Hace unas semanas se presentaban en Francia las conclusiones del llamado Informe Sauvé. Se trata, pues, del resultado de una comisión independiente encargada por la propia conferencia episcopal para investigar y mostrar la verdad sobre la cuestión de los abusos sexuales a menores en el seno de la Iglesia gala. Un fenómeno sistemático y que implicaba desde sacerdotes hasta profesores de colegios católicos e incluso alguna religiosa, sin contar el rol de los que no denunciaron nada o sencillamente miraron para otro lado. Además del escandaloso número de víctimas –unas 216.000– y de la correspondiente vergüenza para la Iglesia –que abarca desde obispos hasta el último fiel que casi no va a misa– y polvareda mediática, se ha mostrado un excelente trabajo multidisciplinar, riguroso y serio, que más allá del dolor producido abre una senda hacia la escucha, la justicia y la conversión.

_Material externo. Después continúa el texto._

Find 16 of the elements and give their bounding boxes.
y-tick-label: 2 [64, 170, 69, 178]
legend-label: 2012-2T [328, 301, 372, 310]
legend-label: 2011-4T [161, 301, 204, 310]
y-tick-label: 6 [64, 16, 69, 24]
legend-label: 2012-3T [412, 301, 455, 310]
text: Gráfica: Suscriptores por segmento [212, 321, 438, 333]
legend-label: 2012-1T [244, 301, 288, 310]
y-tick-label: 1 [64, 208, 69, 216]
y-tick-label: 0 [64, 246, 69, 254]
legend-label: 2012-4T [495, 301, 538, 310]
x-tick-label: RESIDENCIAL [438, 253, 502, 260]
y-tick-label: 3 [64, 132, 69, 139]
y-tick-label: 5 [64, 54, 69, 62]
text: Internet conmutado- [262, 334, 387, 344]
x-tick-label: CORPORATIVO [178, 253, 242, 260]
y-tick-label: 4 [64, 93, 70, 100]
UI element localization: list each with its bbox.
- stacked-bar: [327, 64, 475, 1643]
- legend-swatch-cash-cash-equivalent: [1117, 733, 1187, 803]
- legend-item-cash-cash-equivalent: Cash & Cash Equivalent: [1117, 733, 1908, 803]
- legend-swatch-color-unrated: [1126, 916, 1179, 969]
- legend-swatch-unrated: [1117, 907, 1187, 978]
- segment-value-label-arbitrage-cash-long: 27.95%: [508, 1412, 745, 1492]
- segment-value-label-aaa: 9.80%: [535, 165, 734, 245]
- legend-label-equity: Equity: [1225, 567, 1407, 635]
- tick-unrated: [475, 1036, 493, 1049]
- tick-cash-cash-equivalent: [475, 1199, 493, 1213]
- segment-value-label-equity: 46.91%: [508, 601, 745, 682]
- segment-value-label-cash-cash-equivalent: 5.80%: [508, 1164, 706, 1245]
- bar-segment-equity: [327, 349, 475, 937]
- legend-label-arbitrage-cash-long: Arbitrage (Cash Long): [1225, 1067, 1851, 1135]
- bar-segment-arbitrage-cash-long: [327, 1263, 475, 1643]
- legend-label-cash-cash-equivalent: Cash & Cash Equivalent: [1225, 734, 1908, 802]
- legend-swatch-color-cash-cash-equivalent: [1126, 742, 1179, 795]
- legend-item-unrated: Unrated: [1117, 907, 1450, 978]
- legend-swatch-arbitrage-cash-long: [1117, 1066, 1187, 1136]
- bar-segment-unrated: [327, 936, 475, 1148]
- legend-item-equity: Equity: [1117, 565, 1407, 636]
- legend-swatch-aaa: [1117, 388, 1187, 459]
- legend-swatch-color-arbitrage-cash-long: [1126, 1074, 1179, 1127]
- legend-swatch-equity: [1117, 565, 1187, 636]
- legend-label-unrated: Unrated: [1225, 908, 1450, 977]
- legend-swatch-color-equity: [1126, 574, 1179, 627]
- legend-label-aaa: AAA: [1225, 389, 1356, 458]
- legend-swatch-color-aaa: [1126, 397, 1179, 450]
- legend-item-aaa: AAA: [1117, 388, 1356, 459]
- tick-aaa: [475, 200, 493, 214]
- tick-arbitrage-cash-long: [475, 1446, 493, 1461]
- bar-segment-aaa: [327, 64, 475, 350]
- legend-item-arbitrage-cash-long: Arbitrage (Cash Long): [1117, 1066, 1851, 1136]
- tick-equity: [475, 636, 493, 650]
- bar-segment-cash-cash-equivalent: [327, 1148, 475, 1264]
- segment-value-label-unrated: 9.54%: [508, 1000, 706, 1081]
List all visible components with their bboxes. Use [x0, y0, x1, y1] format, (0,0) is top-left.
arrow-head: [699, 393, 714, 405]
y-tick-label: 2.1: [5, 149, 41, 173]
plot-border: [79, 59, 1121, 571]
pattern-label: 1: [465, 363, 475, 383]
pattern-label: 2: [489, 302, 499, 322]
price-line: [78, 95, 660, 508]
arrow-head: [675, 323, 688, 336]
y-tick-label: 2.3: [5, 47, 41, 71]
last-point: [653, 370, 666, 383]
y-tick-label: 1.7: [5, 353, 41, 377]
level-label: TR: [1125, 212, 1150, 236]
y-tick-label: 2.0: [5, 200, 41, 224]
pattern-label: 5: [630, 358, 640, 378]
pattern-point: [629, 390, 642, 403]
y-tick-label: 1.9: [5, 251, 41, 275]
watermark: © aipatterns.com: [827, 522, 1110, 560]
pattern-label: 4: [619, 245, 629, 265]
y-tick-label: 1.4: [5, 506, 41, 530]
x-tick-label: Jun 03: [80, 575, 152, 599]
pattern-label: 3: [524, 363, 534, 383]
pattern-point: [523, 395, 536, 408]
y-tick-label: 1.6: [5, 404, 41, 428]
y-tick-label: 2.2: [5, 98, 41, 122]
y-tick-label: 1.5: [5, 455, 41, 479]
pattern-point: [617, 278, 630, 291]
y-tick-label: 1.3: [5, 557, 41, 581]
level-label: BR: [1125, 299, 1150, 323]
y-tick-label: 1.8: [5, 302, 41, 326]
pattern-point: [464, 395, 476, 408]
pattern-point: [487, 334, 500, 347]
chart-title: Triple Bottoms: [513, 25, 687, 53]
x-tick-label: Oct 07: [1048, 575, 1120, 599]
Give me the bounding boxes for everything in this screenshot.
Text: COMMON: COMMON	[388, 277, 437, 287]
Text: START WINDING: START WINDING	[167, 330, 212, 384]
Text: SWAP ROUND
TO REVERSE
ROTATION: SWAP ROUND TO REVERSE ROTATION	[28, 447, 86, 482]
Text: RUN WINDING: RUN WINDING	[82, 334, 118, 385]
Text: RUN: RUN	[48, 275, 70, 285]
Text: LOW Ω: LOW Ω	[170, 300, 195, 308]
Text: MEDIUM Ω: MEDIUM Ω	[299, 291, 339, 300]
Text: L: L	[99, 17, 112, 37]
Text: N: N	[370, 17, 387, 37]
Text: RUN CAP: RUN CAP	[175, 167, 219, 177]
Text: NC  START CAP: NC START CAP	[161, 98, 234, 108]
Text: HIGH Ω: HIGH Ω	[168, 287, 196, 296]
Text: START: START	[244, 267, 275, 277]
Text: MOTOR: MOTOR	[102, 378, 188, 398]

La actualidad de estos últimos años indica que la cuestión de los abusos está anclada en el corazón mismo de nuestras sociedades, y por desgracia ocurre también en otros ámbitos como en la cultura, en el deporte e incluso en la familia, lo cuál demuestra que es un fenómeno más profundo y arraigado de lo que creíamos hace años y que no se ciñe solo a la Iglesia Católica –algo que no reduce ni un miligramo la gravedad del daño cometido, dicho sea de paso–. Conociendo cómo es nuestra visión de la realidad polarizada, no me atrevo a pensar qué pasaría en España si se hiciese un informe parecido. Es verdad que hay políticos que se frotarían las manos y medios que afilarían sus cuchillos a más no poder, pero ni ellos, ni las ganas que tienen a la Iglesia, ni el vértigo que produce este asunto deben contaminar nuestro discernimiento. Este informe francés y su propia metodología nos recuerda que la referencia a la hora de abordar estos deleznables hechos no puede ser otra que el dolor de las víctimas y el deseo de justicia, pues por muchas o pocas víctimas que pueda haber un caso de abuso en cualquier lugar ya es de por sí demasiado.

En el fondo no es otra cosa que asumir este deseo de conversión que debe de existir en todo cristiano, un anhelo de justicia y de buscar con autenticidad una fe que nos haga mejores personas y que busca proteger al más débil. Probablemente la mayoría de las personas que participamos de la Iglesia no tenemos culpa directa –eso sí, hay sinergias de las que todos podemos llegar a participar– o ni siquiera conocemos algún caso, pero sí formamos parte de un cuerpo que debe asumir una responsabilidad y reconocer el mal cometido, y asumir con confianza que, aunque duela, la verdad nos hará libres.